Simulation Loop
The simulation loop in dojo brings everything together through an iterative process on a per block basis.
At each step the environment emits an observation and the agents' rewards. These are processed by the policy which generates a sequence of actions. This is passed to the environment, which emits a new observation reflecting the new state of the protocol, and the agents' rewards for taking those actions.
Basic Pattern
This is the basic pattern of the simulation loop:
- Firstly, the environment emits an initial observation to the agent, which represents the state of the environment.
- Then the agent takes in the observations and makes decisions based on its policy. It also computes its reward based on observations.
- If you are testing your strategy, this reward is simply a way of measuring your strategy performance.
- The environment executes the actions and moves forward in time to the next block.
- The simulation loop keeps repeating this cycle until it reaches the end block.

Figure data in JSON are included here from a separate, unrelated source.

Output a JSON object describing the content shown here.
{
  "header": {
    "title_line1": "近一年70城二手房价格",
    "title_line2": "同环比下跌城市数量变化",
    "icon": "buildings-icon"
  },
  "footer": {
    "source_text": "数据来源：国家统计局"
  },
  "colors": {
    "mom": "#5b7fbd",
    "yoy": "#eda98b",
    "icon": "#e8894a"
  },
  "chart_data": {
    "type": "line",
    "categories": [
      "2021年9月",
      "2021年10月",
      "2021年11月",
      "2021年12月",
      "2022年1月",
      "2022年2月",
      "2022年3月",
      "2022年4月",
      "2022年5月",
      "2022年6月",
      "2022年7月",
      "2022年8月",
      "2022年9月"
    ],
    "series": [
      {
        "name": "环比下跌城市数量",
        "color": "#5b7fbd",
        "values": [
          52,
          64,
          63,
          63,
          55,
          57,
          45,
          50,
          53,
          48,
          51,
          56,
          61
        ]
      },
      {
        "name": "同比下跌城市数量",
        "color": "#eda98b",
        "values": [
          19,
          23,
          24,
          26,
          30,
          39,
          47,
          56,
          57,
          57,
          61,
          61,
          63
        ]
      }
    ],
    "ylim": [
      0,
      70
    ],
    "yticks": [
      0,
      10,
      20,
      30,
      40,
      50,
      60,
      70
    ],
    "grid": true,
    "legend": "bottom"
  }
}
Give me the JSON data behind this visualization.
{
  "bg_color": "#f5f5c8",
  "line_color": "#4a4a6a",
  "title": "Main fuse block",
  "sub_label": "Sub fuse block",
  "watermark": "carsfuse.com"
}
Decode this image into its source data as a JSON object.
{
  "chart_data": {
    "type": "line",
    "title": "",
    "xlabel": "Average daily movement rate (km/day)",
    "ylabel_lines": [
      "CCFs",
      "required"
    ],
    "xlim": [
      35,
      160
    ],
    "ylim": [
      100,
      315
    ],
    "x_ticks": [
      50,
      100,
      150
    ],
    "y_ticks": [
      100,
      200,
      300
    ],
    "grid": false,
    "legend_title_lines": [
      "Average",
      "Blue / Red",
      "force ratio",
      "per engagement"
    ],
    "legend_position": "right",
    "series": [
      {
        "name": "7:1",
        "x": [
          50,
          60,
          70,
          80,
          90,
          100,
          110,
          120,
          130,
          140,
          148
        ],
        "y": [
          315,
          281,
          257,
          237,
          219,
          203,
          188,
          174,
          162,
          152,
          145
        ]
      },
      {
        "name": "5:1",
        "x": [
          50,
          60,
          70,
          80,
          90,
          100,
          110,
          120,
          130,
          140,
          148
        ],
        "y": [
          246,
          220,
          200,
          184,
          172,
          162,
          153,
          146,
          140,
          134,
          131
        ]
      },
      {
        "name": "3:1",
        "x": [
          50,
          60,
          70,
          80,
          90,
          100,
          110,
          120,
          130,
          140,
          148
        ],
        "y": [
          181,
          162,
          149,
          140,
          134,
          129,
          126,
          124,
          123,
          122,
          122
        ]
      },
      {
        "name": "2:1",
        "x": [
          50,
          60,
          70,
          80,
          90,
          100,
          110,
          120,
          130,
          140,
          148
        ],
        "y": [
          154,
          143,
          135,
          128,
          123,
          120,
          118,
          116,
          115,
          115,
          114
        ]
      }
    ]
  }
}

If you want a reminder on some of the concepts here, take a longer peek at the environment, the agent or the policy as you see fit.
Example
This is a visualization of the above simulation:
Saving data
One way to store data is through the dashboard. The dashboard allows you to save all data in JSON format on a per block basis. You can load it into an empty dashboard later, or read the JSON for further processing. You can also turn a db file produced by your simulation directly into JSON format by using `dojo.external_data_providers.exports.json_convertor. Consult the documentation for more details.